Bare Git repositories and newspapers
During a recent discussion about Git, I realized yet again that previous knowledge of a version control system (VCS) actively hinders understanding of Git. This is especially challenging when trying to understand the difference between bare vs non-bare repositories.
An analogy might be helpful: Assume a modern newspaper, where the actual contents of the physical pages are stored in a database; i.e., the database might store contents of articles in one table, author information in another, page layout information in yet another table, and information on how an edition is built in yet another table, or perhaps in an external program. Any particular edition of the paper just happens to be a particular instantiation of items that live in the database.
Suppose an editor walks in and tells the staff “Create a special edition that consists of the front pages of the past week’s papers.” That edition could easily be created by taking all the front page articles from the past week from the database.
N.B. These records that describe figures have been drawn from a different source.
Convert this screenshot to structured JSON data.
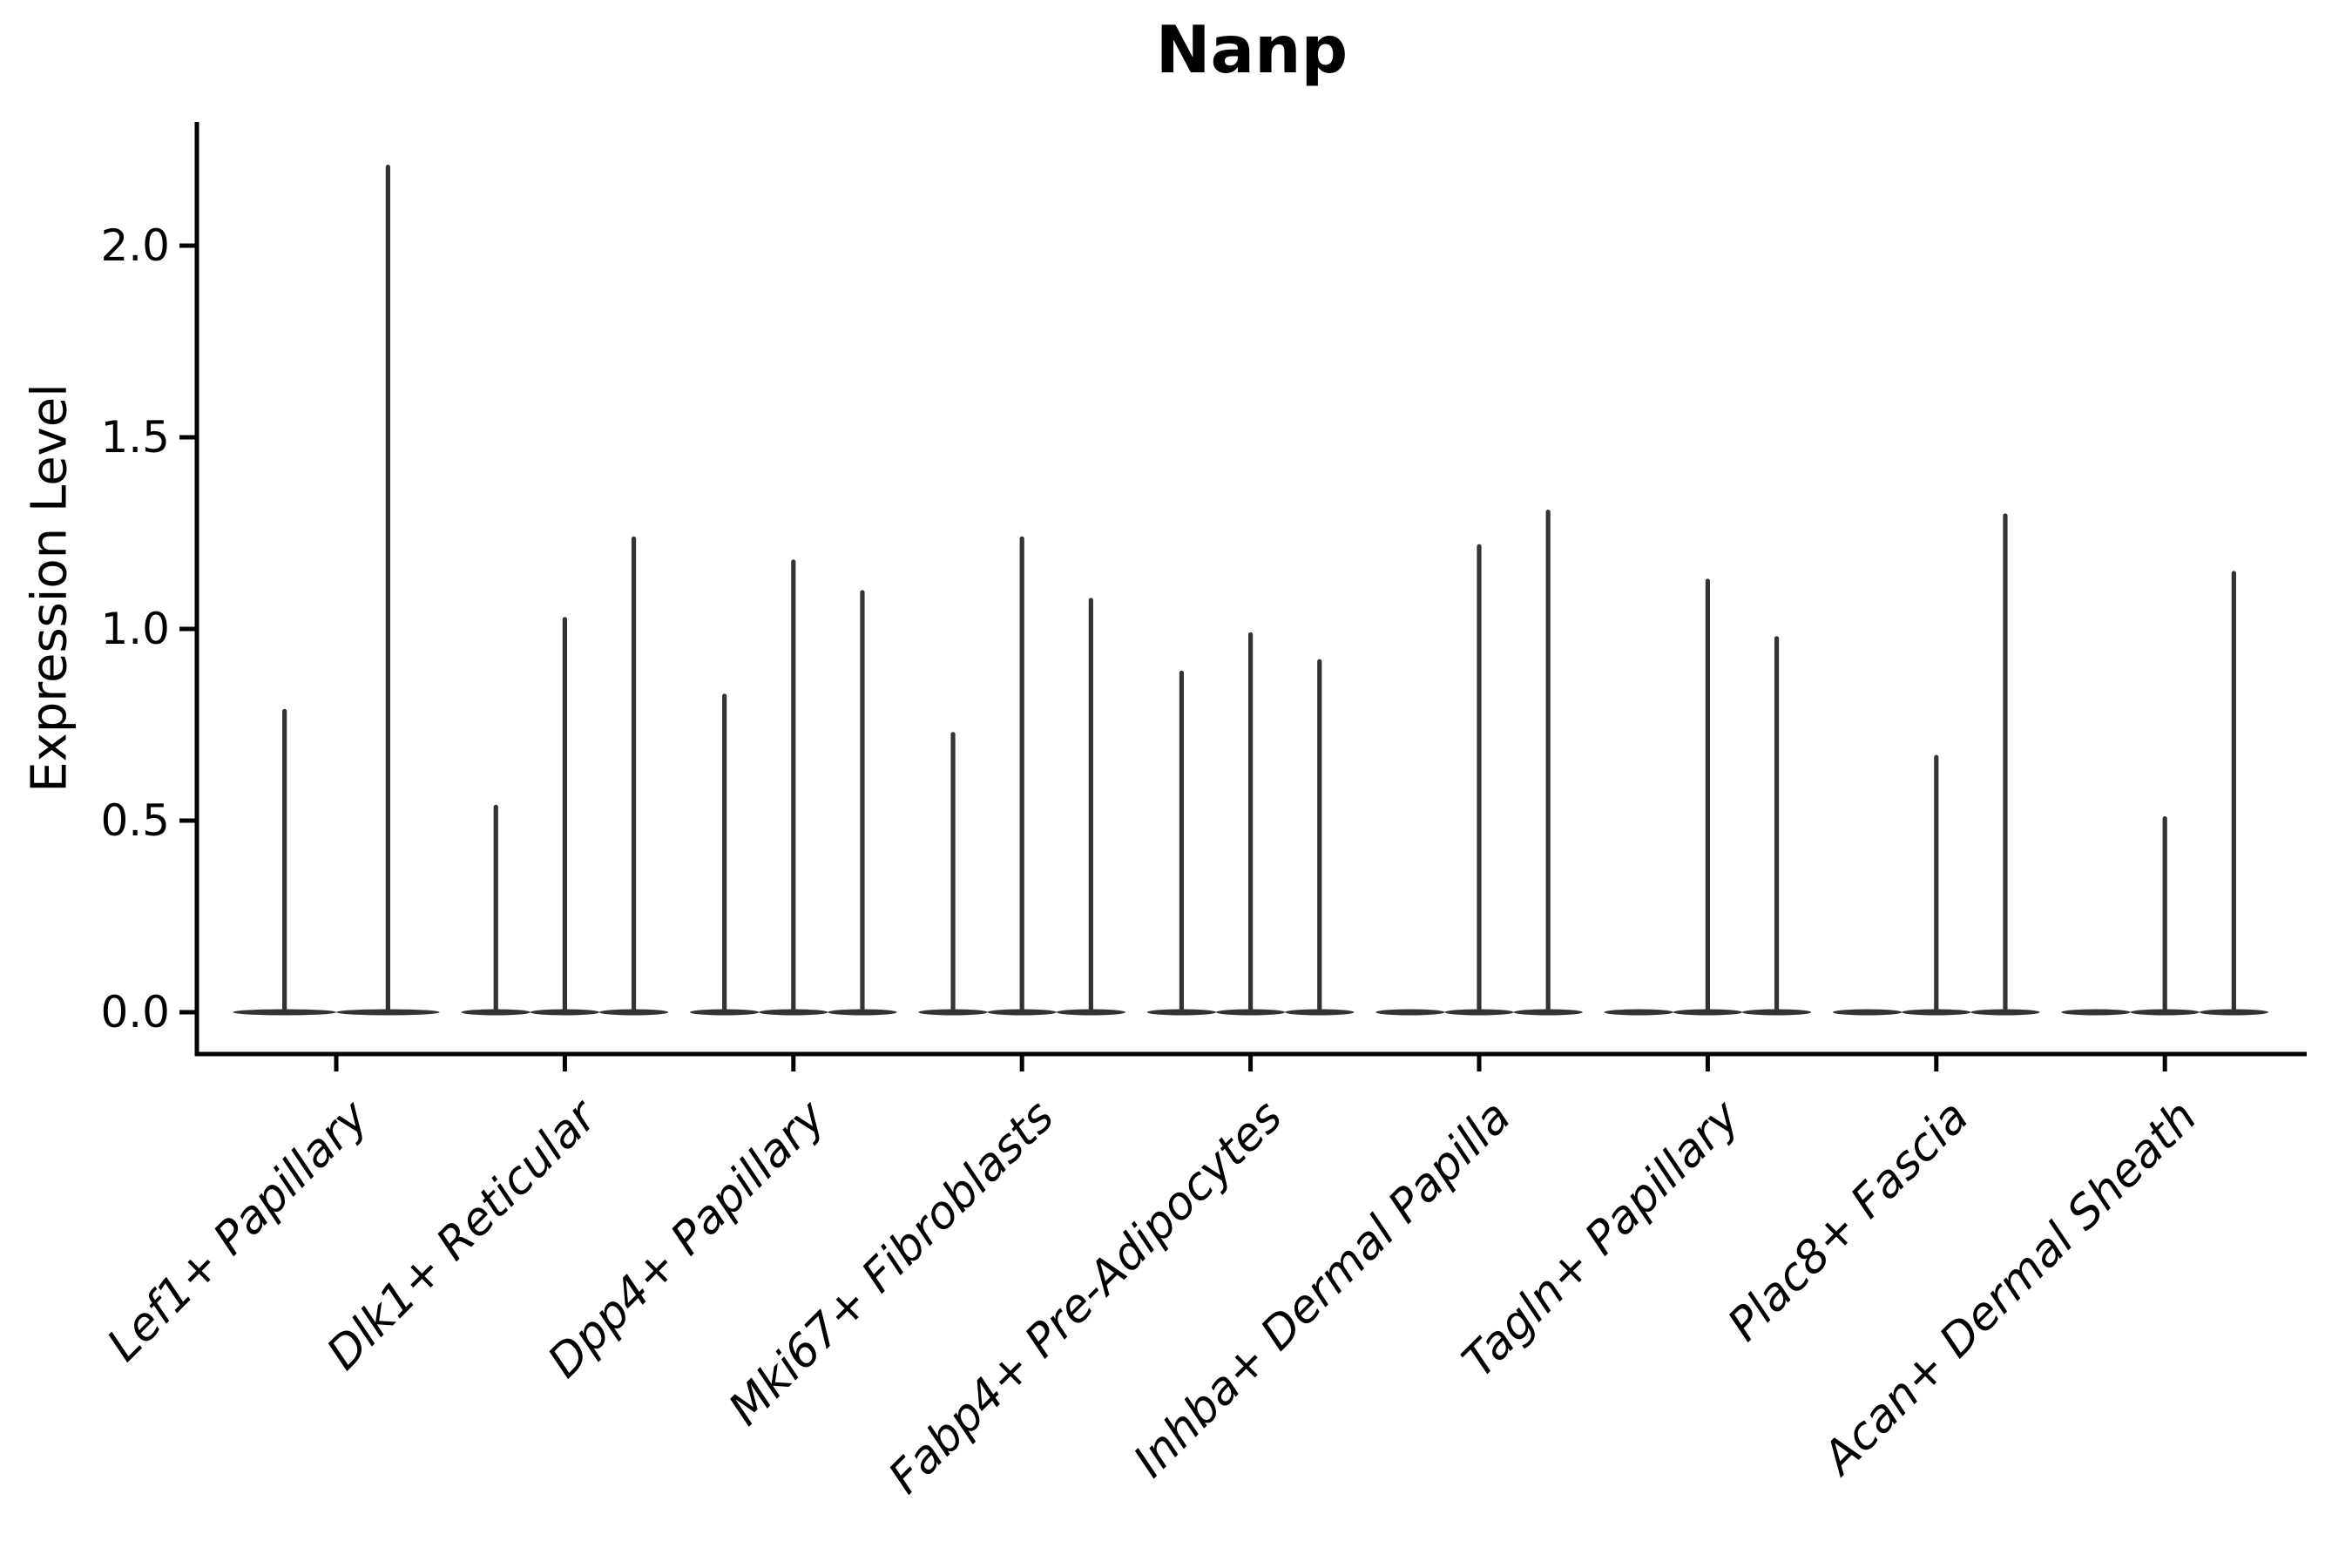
{
  "figure": {
    "title": "Nanp",
    "ylabel": "Expression Level"
  },
  "chart_data": {
    "type": "violin",
    "title": "Nanp",
    "xlabel": "",
    "ylabel": "Expression Level",
    "ylim": [
      -0.11,
      2.32
    ],
    "yticks": [
      0.0,
      0.5,
      1.0,
      1.5,
      2.0
    ],
    "ytick_labels": [
      "0.0",
      "0.5",
      "1.0",
      "1.5",
      "2.0"
    ],
    "grid": false,
    "legend_position": "none",
    "x_tick_rotation_deg": 45,
    "violin_color": "#333333",
    "axis_color": "#000000",
    "categories": [
      {
        "label": "Lef1+ Papillary",
        "violin_max": [
          0.79,
          2.21
        ]
      },
      {
        "label": "Dlk1+ Reticular",
        "violin_max": [
          0.54,
          1.03,
          1.24
        ]
      },
      {
        "label": "Dpp4+ Papillary",
        "violin_max": [
          0.83,
          1.18,
          1.1
        ]
      },
      {
        "label": "Mki67+ Fibroblasts",
        "violin_max": [
          0.73,
          1.24,
          1.08
        ]
      },
      {
        "label": "Fabp4+ Pre-Adipocytes",
        "violin_max": [
          0.89,
          0.99,
          0.92
        ]
      },
      {
        "label": "Inhba+ Dermal Papilla",
        "violin_max": [
          0.0,
          1.22,
          1.31
        ]
      },
      {
        "label": "Tagln+ Papillary",
        "violin_max": [
          0.0,
          1.13,
          0.98
        ]
      },
      {
        "label": "Plac8+ Fascia",
        "violin_max": [
          0.0,
          0.67,
          1.3
        ]
      },
      {
        "label": "Acan+ Dermal Sheath",
        "violin_max": [
          0.0,
          0.51,
          1.15
        ]
      }
    ]
  }
}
No new content would be needed in the content tables themselves, just some metadata changes to label the new edition and description of how to build it.
One could consider the database, then, to be the actual newspaper.
Let’s apply that analogy to Git:
A Git repository is the newspaper database. A particular Git branch is the equivalent of a particular day’s paper: e.g., the edition for February 5, 2009 consisting of a set of articles, glued together by a layout specification, tied to a label ‘February 5, 2009’. In Git terms, that would be blobs of data, glued together by references, perhaps labeled by either a branch or a tag.
A bare Git repository, then, is the newspaper database itself, not a huge stack of all the editions ever printed. That’s a large contrast to some other VCSs where a repository is the first edition ever printed, with diffs stored on top of that. Running git clone
is equivalent to a database copy of all the tables of the database. Doing a git checkout
of a branch is the equivalent of asking the newspaper factory to read in the metadata and content from the database and produce a physical paper instance of the newspaper.